Is this what you are asking for?

when I comment out the two connect statements show the application is able to show its gui with normal dimensions.

wysota
20th November 2014, 00:56
How long are the entries in instInfoMap? What is the instrChanged() signal connected to? Does it help if you hide() infoBox widget?

Krachs
20th November 2014, 18:08
instInfoMap is of type QMap<QString, QString>
the key is always about 25 characters
the value is also always about 25 characters
instInfoMap contains about 6 entries

hiding the infoBox widget does not seem to help
I have tried hiding all the widgets that act as containers all the way up the chain from infoBox and short of not showing the main window nothing seem to help.
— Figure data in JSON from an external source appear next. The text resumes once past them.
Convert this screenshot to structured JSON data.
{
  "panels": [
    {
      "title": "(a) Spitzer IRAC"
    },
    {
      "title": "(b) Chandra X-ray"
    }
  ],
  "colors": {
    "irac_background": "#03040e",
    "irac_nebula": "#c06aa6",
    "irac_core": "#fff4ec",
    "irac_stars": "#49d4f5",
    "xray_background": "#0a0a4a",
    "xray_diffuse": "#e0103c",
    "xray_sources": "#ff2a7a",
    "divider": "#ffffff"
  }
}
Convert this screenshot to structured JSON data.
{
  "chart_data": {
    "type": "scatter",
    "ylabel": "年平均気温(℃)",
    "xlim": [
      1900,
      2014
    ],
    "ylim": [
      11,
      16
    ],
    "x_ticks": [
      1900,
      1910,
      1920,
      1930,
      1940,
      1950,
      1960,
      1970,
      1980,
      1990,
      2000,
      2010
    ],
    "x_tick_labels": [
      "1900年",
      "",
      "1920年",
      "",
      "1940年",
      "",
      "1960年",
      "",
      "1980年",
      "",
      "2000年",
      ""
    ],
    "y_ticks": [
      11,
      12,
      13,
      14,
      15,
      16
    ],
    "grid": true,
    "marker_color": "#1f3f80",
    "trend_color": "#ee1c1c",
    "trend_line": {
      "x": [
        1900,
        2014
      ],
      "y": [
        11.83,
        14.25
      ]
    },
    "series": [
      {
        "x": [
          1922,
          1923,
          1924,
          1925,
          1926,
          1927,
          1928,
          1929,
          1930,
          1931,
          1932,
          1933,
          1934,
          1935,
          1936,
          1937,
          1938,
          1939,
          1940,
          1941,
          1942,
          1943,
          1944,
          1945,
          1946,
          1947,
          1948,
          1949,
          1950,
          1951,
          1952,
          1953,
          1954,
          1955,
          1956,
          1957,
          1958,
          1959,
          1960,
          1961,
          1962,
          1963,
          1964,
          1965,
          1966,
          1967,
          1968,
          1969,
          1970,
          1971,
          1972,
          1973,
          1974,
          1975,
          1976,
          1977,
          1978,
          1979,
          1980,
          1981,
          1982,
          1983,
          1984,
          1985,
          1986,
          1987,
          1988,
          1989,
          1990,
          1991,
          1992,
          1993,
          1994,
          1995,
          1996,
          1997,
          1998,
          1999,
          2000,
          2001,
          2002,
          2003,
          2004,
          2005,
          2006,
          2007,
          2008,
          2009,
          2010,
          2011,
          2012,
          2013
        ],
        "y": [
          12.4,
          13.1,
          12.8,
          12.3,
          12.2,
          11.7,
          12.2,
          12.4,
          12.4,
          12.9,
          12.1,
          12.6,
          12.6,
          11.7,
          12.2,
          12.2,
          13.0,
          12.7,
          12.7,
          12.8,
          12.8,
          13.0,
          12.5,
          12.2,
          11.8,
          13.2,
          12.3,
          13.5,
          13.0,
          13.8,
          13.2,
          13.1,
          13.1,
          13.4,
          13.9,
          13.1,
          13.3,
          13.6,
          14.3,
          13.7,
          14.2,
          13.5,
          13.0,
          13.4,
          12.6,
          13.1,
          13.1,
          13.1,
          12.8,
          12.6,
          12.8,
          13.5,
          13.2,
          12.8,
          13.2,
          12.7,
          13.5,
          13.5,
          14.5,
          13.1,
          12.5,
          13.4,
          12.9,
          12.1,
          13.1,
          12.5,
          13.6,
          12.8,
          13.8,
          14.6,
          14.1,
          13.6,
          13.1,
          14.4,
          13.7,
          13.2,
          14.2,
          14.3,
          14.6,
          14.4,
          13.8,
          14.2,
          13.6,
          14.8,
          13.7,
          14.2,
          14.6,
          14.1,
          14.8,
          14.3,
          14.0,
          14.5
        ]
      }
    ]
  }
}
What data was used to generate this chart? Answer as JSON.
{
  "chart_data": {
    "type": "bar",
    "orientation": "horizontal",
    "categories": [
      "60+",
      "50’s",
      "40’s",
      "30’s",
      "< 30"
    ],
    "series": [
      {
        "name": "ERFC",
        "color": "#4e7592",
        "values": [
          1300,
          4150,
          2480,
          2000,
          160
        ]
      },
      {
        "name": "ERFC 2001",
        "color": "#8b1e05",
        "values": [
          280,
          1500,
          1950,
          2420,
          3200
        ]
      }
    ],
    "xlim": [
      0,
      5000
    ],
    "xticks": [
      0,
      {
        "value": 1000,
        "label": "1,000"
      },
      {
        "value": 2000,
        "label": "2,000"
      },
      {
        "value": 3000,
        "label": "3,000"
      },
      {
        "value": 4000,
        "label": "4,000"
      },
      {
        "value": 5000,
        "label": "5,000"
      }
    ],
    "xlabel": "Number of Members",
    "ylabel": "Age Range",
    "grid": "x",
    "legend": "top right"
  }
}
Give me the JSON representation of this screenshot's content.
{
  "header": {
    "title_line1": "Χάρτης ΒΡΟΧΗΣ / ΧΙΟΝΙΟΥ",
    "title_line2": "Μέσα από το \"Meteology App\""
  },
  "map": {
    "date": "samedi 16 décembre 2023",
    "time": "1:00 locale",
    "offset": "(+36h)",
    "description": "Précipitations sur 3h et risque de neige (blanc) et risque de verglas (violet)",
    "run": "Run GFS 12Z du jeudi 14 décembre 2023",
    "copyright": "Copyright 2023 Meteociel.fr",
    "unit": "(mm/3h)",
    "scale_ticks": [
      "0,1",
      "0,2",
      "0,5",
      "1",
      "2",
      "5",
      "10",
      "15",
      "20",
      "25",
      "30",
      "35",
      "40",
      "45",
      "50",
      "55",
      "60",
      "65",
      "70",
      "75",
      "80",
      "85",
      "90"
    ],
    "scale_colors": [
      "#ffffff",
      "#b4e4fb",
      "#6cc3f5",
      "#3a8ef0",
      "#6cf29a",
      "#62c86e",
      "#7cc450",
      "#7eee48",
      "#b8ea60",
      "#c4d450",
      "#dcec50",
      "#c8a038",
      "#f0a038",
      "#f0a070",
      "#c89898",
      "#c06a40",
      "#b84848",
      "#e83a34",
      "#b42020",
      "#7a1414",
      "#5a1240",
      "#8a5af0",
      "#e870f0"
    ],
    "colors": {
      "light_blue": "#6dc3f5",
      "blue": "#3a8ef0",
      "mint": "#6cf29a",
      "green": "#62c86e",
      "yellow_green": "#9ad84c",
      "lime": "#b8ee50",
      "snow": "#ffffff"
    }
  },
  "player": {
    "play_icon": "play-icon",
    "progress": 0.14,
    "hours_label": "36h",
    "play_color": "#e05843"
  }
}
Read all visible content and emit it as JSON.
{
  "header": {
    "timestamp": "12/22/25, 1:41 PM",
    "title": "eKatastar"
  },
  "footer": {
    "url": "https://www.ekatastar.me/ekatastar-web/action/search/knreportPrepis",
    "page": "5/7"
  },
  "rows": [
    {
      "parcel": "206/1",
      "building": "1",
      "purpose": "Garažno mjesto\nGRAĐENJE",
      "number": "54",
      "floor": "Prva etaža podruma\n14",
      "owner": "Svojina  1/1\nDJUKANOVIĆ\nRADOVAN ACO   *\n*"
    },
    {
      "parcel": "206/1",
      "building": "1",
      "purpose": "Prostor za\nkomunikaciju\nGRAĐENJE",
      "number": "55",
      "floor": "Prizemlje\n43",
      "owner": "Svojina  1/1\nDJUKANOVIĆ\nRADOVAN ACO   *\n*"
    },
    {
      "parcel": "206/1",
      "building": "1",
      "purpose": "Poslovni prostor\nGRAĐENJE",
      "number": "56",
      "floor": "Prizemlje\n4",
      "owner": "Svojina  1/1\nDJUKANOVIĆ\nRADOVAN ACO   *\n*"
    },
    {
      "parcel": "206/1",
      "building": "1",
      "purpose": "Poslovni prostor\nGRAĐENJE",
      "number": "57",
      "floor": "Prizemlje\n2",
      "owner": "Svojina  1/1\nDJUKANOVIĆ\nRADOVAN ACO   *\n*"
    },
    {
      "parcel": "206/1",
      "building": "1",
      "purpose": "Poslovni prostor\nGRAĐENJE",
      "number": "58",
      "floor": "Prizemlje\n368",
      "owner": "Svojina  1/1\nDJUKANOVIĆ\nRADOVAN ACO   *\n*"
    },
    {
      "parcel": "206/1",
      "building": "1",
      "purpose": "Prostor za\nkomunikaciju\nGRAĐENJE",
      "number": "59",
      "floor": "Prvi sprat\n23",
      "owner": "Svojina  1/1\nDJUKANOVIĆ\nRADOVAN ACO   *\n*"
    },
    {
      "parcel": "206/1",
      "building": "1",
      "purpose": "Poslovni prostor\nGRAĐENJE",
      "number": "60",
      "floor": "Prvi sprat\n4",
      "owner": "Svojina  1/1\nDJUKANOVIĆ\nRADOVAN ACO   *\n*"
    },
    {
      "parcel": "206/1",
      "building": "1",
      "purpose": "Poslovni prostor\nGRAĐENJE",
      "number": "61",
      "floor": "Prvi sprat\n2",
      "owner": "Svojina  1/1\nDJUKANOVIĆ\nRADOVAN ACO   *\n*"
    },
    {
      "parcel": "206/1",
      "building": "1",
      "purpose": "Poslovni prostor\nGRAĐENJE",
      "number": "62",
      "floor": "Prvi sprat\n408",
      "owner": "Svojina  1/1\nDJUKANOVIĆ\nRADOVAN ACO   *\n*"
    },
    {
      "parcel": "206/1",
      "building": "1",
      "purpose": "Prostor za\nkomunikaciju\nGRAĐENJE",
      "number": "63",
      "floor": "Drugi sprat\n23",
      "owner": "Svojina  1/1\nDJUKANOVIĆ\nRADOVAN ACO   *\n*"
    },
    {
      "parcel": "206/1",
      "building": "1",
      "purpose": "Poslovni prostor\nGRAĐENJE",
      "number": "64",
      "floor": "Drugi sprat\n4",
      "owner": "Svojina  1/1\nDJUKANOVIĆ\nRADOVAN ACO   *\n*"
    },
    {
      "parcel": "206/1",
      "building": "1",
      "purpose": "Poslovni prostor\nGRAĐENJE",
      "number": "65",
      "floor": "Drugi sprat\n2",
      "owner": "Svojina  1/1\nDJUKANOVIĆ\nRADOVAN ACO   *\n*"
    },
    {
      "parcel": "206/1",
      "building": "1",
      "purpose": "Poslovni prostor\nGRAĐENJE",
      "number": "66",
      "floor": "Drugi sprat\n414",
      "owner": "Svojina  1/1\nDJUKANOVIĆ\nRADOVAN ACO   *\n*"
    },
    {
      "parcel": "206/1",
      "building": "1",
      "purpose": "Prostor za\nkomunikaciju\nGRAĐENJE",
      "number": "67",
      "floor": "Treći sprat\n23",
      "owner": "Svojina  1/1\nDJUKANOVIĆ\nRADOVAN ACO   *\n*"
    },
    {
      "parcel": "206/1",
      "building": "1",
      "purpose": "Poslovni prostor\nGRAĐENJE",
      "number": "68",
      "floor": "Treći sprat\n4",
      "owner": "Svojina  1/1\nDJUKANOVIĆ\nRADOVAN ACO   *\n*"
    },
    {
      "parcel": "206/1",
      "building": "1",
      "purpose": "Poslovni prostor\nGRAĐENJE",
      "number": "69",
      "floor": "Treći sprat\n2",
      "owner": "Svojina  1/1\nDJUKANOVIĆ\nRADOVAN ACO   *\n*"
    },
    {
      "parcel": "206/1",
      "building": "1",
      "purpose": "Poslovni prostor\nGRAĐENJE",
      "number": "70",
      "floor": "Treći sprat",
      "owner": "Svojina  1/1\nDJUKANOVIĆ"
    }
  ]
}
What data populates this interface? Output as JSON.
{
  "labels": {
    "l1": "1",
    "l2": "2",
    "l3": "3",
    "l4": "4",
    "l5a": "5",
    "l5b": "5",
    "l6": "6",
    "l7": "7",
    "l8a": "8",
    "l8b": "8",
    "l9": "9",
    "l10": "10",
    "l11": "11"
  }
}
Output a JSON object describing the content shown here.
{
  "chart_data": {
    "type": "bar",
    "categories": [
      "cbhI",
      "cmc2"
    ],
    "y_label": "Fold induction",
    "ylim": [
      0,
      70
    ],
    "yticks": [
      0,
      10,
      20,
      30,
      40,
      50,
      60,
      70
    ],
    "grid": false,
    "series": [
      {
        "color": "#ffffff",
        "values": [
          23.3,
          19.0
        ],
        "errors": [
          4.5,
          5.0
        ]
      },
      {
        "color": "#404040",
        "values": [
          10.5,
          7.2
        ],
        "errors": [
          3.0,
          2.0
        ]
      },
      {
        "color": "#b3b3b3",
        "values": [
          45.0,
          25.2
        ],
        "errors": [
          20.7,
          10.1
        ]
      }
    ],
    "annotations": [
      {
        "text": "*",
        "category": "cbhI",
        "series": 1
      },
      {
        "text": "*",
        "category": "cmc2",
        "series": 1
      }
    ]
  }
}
As for what the instrChanged() signal is connected to I followed it back to a function in the main application code. While stepping through this code something doesn't seem right. Let me look into it and get back to you. This might be the issue.

When I was tying to trace where the signal path ended I could not understand how Qt sets this up or how to trace the signal back. I was force to step through the qt code to see what functions were called. Can you explain what it is that I want to look at to understand how the signal are moving back up though the containers to the application window.

Krachs
20th November 2014, 20:53
To make a long story short I think i fixed my problem. In the end Qt was just doing what it was told.

The function i mentioned in my previous post contained another function call that took a QString and tried to convert it into a c_str. The implementation for this function was different from the other two applications that I converted successfully. This implementation assumed it was dealing with a unicode string, while the others implemented a generic conversion to a c_str. Needless to say the resulting string was junk after the conversion. This string was then used by a underlying driver for an attribute query, since the string used for the query was bad the driver call returned an error and the attribute's value was undefined. The return value for this call was never checked and the attribute's value was then used to calculate the size need for a QGridLayout and a widget.